I added a reset of the number of improvements in case the algorithm find a better solution. In this way each a better solution is found, the algorithm tries 10 times to improve it and after that it stops

### Runs

Three runs have been made generating each time different sets and the results were the same for each run.

| Num Points & Sets | Density | Solution Size | Number of Cycles |
| ----------------- | ------- | ------------- | ---------------- |
| 100               | .3      | 11            | 24               |
| 1000              | .3      | 16            | 54               |
| 5000              | .3      | 19            | 47               |
| 100               | .7      | 4             | 17               |
| 1000              | .7      | 6             | 21               |
| 5000              | .7      | 8             | 18               |


## Maximum failed improvements: 5

Given that the challenge objective is to find the best solution with the fewest calls to the fitness functions, I decided to try to reduce the number of failed improvements to 5.
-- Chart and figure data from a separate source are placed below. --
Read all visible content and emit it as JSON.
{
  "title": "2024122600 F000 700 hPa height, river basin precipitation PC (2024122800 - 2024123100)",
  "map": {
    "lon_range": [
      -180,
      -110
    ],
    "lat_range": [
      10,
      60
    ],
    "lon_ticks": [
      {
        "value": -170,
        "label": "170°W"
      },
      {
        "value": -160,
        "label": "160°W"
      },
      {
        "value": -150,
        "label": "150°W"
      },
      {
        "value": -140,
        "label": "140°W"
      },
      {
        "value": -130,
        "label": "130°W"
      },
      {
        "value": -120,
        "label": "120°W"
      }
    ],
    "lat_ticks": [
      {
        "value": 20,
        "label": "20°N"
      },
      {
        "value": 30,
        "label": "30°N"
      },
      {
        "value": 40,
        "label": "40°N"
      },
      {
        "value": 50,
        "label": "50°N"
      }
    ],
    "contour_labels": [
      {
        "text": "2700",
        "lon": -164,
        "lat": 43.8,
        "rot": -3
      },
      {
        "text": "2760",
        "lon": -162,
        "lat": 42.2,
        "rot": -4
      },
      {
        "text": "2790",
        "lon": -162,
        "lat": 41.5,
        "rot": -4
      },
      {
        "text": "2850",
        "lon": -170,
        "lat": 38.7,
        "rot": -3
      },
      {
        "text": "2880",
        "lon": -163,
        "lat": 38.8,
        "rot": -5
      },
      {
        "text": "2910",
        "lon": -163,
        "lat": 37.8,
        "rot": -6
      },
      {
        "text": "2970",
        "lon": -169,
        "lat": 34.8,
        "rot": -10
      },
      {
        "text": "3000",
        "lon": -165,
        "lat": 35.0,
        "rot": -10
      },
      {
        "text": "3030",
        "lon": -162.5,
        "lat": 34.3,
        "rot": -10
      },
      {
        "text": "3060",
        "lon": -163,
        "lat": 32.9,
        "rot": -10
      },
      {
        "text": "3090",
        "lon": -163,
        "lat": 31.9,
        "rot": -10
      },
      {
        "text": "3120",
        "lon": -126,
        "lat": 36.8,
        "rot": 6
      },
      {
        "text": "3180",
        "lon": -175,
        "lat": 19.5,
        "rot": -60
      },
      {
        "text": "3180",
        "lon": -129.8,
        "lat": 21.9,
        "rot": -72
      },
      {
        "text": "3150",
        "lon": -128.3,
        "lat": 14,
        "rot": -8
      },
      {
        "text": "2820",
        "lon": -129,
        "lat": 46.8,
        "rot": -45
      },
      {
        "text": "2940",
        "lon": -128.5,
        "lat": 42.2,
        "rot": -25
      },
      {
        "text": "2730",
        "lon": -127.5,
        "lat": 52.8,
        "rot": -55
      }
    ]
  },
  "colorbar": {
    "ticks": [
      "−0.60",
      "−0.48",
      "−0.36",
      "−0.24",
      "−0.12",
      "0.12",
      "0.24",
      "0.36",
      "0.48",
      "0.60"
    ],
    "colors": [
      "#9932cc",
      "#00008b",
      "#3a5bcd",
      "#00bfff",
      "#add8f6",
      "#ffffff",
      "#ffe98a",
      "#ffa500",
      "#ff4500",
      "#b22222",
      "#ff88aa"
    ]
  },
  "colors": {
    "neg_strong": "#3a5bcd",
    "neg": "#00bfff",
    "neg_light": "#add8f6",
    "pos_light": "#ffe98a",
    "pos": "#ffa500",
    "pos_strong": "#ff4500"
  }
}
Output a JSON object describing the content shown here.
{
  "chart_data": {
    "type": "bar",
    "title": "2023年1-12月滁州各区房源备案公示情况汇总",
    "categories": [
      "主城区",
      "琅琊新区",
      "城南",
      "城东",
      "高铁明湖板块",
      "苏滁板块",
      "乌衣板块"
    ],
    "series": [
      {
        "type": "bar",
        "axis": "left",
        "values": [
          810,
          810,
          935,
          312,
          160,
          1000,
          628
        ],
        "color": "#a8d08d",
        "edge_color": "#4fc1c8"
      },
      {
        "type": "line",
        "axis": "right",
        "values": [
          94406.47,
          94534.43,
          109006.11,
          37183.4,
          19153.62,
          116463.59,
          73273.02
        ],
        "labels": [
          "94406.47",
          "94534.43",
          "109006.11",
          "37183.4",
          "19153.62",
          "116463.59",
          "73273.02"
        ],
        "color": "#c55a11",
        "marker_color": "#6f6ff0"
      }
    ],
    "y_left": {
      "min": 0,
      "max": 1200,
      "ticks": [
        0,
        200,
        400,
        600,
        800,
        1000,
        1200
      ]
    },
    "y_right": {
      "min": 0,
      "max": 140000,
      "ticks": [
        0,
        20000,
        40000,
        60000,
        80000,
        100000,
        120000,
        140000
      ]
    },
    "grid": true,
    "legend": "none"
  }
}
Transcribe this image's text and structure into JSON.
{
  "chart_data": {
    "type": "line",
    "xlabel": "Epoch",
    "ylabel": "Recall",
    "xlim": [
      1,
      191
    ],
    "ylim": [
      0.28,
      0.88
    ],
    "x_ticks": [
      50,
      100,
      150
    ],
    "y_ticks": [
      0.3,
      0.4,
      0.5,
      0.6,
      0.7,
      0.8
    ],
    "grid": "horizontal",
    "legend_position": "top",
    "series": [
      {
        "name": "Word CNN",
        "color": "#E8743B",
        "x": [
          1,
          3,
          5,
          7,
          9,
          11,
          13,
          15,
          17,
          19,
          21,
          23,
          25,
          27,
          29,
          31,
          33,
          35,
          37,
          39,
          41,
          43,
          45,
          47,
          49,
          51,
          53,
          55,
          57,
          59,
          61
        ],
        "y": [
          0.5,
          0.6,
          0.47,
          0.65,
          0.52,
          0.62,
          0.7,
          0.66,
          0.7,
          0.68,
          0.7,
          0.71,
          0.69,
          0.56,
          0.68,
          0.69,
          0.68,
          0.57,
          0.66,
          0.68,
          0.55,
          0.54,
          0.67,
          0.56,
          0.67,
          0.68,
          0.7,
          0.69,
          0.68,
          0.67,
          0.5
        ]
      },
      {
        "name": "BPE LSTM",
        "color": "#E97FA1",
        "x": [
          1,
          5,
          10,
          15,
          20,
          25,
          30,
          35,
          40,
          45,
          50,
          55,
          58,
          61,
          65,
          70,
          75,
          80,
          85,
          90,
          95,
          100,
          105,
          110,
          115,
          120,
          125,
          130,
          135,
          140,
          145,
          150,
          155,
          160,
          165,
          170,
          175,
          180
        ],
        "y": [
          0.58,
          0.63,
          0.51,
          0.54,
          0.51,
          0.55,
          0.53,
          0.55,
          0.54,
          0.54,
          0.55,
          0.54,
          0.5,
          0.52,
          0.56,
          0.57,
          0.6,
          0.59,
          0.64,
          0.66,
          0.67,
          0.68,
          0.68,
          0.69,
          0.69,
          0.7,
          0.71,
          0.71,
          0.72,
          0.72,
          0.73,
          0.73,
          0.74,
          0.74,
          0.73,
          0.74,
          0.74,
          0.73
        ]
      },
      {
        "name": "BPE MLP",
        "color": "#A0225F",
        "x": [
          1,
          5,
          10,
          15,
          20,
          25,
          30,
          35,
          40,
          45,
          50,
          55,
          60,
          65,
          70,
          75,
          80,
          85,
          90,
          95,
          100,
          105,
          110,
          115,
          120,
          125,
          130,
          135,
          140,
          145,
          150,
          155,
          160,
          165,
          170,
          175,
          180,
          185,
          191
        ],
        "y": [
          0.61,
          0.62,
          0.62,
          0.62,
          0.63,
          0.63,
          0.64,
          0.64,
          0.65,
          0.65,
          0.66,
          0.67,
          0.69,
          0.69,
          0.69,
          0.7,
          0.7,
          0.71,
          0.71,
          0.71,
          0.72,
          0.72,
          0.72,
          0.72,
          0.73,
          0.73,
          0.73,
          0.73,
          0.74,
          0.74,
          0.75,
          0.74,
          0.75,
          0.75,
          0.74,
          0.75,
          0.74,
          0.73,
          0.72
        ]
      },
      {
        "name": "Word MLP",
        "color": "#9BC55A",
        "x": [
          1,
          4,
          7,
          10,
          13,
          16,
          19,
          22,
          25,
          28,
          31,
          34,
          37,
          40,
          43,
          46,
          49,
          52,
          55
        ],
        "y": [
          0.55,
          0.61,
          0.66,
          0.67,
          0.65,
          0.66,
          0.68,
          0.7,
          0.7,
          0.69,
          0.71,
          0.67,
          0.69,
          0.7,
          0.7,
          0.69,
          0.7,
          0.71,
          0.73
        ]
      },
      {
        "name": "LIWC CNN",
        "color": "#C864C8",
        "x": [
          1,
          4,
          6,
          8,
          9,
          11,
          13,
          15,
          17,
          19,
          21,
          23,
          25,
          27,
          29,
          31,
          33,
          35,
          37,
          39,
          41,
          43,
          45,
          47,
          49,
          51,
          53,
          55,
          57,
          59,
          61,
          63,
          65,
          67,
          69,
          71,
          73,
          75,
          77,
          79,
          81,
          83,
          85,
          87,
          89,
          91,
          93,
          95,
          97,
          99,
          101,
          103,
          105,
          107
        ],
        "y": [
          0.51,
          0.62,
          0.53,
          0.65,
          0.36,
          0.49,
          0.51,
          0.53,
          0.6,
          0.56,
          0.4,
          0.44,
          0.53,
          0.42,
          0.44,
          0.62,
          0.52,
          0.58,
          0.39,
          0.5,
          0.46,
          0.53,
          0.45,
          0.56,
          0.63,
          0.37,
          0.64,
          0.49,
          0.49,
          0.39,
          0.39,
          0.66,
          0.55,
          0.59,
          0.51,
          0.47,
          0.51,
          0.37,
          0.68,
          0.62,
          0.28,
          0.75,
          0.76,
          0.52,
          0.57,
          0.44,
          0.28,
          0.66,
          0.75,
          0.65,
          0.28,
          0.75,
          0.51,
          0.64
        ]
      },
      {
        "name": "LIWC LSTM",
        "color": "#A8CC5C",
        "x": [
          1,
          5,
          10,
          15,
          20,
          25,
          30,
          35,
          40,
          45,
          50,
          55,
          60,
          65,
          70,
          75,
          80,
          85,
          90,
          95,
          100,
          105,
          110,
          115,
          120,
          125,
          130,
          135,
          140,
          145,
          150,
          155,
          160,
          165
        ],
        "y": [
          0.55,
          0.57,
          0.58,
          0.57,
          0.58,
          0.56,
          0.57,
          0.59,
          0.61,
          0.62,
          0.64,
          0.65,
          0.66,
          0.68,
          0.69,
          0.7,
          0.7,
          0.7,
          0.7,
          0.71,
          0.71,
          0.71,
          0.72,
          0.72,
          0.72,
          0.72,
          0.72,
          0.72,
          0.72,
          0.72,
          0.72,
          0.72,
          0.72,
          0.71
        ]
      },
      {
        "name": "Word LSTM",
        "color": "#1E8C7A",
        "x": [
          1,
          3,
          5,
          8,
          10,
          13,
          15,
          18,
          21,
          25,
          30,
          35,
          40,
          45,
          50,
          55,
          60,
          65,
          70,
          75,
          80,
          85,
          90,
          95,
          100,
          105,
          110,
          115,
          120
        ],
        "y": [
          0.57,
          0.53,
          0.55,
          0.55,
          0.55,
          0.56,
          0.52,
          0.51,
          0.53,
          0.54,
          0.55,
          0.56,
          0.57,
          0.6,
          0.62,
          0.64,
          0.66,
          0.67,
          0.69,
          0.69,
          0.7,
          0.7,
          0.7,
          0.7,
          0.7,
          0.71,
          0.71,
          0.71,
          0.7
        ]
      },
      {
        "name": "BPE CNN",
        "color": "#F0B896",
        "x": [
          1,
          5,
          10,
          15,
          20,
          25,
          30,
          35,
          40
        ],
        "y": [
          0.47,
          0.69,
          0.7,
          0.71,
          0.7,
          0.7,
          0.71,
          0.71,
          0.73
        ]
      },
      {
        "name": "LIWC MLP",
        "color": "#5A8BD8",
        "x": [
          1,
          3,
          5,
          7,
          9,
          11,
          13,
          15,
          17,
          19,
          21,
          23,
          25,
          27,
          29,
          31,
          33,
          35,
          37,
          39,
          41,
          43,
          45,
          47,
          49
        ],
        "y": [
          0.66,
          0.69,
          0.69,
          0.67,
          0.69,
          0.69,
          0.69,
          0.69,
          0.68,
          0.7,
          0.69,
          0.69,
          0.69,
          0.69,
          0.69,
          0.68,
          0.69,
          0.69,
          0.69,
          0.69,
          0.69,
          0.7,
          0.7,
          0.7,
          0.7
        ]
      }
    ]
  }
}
| Num Points & Sets | Density | Solution Size | Number of Cycles |
| ----------------- | ------- | ------------- | ---------------- |
| 100               | .3      | 11            | 38               |
| 1000              | .3      | 17            | 22               |
| 5000              | .3      | 18            | 33               |
| 100               | .7      | 3             | 10               |
| 1000              | .7      | 6             | 13               |
| 5000              | .7      | 7             | 14               |

## Maximum number of concecutives failed improvements: 5.

Same reasoning as before.

| Num Points & Sets | Density | Solution Size | Number of Cycles |
| ----------------- | ------- | ------------- | ---------------- |
| 100               | .3      | 11            | 19               |
| 1000              | .3      | 21            | 35               |
| 5000              | .3      | 20            | 39               |
| 100               | .7      | 4             | 9               |
| 1000              | .7      | 6             | 11               |
| 5000              | .7      | 7             | 18               |